Bisnis.com, JAKARTA – Inflasi Turki kembali melesat pada bulan Juli 2022 karena bank sentral mempertahankan kebijakan yang longgar. Analis bahkan memperkirakan ini belum mencapai puncaknya.
Dilansir Bloomberg pada Rabu (3/8/2022), inflasi Turki melesat menjadi 79,6 persen pada Juni 2022 dibandingkan tahun sebelumnya (year-on-year/yoy), level tertinggi sejak tahun 1998 setelah keluar dari krisis ekonomi Asia.
Angka ini meningkat dari level 78,6 persen pada Juni namun masih lebih rendah dari perkiraan oleh para ekonom dalam survei Bloomberg.

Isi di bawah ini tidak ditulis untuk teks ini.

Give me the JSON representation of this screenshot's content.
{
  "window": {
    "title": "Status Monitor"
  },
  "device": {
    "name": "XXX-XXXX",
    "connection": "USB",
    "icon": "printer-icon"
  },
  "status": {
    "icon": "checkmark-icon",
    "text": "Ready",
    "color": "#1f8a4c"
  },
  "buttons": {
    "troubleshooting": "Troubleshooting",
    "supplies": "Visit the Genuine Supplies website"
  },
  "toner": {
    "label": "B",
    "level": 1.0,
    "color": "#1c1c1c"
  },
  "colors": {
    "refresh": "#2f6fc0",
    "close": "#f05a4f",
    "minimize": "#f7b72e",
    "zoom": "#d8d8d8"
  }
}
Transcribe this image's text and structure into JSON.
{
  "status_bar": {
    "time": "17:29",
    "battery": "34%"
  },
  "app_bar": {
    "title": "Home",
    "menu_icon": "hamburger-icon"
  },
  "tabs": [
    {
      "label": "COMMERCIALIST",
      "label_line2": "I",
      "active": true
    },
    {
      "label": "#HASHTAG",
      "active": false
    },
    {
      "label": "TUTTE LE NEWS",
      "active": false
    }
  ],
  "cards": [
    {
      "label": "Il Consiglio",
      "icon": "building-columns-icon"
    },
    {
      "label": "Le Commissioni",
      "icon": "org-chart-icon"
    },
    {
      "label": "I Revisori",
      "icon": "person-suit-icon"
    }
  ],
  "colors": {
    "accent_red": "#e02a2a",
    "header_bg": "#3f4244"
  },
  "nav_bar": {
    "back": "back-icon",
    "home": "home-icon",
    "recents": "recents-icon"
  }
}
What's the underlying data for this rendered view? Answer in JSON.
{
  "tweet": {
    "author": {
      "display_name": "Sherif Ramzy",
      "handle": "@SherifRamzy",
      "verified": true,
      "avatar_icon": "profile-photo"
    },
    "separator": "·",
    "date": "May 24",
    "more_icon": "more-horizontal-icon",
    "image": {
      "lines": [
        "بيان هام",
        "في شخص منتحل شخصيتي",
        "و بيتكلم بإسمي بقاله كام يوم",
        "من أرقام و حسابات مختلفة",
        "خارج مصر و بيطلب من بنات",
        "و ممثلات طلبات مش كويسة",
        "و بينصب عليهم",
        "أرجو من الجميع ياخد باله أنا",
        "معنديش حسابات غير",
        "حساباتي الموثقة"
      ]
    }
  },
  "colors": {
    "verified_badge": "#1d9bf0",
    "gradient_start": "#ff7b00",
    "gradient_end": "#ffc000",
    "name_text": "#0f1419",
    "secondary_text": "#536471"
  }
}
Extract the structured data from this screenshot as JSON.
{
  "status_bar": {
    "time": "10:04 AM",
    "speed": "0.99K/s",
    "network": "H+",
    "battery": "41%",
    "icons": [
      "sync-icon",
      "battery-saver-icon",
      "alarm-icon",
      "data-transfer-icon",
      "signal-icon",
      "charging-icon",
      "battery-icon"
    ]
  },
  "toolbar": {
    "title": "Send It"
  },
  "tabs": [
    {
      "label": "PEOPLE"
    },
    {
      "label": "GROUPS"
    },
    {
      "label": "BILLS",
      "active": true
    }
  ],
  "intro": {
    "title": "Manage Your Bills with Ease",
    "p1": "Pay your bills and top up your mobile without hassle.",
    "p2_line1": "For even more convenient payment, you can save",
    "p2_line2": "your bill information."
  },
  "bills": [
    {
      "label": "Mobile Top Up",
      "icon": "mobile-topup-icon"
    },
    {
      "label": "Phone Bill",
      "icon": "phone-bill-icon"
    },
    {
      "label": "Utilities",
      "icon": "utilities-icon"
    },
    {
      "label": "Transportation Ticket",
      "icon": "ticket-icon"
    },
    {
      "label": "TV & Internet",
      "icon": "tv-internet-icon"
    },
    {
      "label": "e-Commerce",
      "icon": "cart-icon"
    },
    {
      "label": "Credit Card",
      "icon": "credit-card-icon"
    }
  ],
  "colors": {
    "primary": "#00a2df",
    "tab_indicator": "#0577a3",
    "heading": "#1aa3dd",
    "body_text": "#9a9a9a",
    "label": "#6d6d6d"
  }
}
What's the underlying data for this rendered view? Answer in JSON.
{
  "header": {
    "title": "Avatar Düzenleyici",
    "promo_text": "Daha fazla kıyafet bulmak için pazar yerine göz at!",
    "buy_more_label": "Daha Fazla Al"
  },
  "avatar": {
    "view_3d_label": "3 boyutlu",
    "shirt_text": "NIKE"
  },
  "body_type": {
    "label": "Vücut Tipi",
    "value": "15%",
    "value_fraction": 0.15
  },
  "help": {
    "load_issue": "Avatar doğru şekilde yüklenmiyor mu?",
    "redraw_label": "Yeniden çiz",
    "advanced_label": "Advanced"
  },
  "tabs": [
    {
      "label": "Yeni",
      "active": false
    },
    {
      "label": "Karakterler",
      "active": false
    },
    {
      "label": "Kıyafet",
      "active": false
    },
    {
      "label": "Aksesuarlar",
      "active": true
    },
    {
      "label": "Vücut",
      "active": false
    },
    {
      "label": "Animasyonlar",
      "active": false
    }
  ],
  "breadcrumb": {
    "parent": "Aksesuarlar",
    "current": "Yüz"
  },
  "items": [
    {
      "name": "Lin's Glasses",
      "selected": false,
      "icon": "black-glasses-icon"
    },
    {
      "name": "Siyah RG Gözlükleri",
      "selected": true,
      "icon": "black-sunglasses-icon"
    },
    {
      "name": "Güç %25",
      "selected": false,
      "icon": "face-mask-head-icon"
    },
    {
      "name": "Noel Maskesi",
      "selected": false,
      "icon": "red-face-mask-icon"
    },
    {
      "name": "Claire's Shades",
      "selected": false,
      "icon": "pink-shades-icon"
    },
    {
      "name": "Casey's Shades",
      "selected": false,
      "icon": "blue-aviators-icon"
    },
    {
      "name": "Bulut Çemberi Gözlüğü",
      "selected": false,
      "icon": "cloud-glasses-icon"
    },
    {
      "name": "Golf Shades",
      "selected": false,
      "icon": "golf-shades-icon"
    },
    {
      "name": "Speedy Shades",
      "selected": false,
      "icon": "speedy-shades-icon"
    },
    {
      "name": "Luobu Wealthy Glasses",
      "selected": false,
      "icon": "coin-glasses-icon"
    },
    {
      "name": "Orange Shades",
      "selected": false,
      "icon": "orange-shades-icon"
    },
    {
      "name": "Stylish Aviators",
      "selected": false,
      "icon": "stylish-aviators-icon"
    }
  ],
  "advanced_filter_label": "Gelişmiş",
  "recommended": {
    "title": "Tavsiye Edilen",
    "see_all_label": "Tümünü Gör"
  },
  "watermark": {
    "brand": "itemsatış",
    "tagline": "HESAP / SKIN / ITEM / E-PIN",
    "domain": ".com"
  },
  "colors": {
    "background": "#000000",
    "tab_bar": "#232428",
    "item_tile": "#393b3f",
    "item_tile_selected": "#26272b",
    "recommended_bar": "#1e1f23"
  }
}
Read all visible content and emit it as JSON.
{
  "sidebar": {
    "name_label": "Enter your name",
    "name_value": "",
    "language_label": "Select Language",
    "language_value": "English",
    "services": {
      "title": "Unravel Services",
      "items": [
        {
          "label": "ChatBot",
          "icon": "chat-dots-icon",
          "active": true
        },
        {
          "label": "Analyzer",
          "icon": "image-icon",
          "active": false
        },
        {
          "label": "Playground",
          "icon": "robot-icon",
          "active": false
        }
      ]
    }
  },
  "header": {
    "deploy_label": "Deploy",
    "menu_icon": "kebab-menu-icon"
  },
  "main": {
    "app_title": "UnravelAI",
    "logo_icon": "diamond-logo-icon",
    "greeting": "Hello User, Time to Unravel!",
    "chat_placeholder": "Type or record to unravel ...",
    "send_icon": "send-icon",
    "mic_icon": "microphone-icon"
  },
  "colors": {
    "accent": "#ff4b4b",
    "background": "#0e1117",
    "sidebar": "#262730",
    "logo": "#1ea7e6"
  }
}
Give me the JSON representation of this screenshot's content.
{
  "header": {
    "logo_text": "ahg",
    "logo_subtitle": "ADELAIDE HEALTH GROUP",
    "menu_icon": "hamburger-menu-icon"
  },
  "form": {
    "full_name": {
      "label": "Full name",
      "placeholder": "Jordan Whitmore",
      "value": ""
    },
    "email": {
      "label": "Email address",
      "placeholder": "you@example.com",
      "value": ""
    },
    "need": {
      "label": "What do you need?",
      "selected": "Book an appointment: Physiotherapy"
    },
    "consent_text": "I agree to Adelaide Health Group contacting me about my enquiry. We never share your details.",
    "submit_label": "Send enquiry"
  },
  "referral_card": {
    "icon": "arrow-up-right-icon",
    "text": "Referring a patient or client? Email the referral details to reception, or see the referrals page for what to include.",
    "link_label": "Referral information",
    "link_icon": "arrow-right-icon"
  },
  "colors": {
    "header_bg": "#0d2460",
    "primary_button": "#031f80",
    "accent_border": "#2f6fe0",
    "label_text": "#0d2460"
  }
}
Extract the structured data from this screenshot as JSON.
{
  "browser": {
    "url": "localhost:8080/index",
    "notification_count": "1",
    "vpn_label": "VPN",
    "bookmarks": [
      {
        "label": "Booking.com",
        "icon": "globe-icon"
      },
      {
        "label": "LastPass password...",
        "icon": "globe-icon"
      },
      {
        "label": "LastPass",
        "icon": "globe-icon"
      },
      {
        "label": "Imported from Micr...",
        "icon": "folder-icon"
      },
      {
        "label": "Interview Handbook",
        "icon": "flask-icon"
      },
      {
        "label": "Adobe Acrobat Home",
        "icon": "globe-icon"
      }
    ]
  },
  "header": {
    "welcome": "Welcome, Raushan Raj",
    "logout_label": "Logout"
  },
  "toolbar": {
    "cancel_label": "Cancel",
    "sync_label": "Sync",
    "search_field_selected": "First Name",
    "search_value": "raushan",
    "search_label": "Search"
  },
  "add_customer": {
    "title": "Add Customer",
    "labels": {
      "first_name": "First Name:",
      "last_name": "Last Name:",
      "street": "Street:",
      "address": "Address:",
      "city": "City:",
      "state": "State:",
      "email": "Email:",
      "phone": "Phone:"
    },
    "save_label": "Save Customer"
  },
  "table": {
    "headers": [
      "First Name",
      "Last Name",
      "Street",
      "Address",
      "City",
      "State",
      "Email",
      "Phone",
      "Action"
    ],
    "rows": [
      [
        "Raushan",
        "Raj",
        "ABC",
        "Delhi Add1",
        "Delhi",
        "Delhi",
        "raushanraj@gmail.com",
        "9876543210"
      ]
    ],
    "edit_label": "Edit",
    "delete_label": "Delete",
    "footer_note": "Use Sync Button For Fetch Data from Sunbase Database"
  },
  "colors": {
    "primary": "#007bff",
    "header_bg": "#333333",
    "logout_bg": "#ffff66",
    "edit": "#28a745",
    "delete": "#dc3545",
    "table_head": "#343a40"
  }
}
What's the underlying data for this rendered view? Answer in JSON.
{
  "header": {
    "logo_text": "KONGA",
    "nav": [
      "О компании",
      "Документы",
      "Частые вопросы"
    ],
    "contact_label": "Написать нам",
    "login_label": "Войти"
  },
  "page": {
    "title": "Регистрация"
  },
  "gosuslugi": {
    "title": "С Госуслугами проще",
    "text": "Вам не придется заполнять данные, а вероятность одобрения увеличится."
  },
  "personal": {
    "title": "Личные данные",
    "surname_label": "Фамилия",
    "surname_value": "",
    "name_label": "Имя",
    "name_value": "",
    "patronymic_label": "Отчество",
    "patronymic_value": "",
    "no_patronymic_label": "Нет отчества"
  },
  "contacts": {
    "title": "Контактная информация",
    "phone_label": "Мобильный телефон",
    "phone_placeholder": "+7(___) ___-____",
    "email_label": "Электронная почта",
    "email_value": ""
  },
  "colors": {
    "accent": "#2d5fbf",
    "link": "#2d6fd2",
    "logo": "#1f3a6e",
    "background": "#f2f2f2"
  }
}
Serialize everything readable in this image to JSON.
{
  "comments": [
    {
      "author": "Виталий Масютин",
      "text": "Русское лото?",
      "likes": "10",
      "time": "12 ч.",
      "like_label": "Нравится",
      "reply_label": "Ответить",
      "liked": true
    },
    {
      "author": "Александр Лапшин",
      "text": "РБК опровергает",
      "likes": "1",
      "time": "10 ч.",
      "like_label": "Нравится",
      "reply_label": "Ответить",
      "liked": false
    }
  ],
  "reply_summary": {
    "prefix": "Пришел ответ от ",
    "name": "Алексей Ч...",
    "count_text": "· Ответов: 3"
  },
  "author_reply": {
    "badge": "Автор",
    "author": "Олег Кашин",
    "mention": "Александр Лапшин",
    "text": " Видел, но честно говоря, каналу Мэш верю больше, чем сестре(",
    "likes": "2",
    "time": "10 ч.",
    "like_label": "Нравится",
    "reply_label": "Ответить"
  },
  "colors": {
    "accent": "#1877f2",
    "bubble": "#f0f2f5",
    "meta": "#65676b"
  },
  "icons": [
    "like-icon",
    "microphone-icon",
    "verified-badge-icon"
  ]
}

Istanbul, kota terpadat di Turki, bahkan mencatat inflasi melebihi 99 persen (yoy) pada Juli.
Lonjakan inflasi telah memaksa para pejabat dan ekonom untuk merombak perkiraan beberapa kali tahun ini, karena upaya untuk menstabilkan lira goyah pada saat invasi Rusia ke Ukraina meningkatkan harga-harga mulai dari makanan hingga energi.
Bahkan di dunia yang dilanda inflasi tercepat dalam beberapa dekade, Turki berada di belakang segelintir negara seperti Zimbabwe, Venezuela dan Lebanon, yang mencatat laju inflasi mencapai tiga digit.
Meredakan cengkeraman inflasi menjadi lebih sulit untuk dicapai karena bank Sentral Turki menahan diri untuk tidak menaikkan suku bunga utamanya dari 14 persen di bawah tekanan dari Presiden Recep Tayyip Erdogan.
Baca Juga
Erdogan percaya bahwa tingkat yang lebih tinggi justru menyebabkan inflasi lebih cepat melonjak.
Analis ekuitas Bank Julius Baer Nenad Dinic mengatakan dia tidak melihat tanda-tanda stabilisasi di kondisi makroekonomi Turki yang muncul dari pengaturan kebijakan makroekonomi yang tidak lazim saat ini.
“Kami merekomendasikan untuk menahan diri dari berinvestasi dalam aset Turki,” kata Dinic speerti dikutip Bloomberg, Rabu (3/8/2022).
Pendekatan tersebut telah membuat para pembuat kebijakan Turki tidak sinkron dengan pengetatan moneter sejumlah bank sentral global dan mendorong suku bunga riil Turki itu jauh di bawah nol ketika disesuaikan dengan kenaikan harga.
Erdogan berniat menjaga ekonomi tetap maju dengan cepat menjelang pemilihan yang dijadwalkan Juni tahun depan, bahkan ketika lonjakan mengikis pendapatan dan mengancam popularitasnya.
Berbicara pekan lalu, Gubernur bank sentral Turki Sahap Kavcioglu terdengar yakin bahwa apa yang disebut model ekonomi baru yang memprioritaskan produksi, ekspor, dan lapangan kerja akan membantu menstabilkan harga dan mata uang lira.
Otoritas Turki malah mengandalkan langkah-langkah makroprudensial seperti membatasi pertumbuhan pinjaman komersial serta kebijakan yang bertujuan untuk memperluas penggunaan mata uang lokal dan menyalurkan modal ke arah investasi jangka panjang.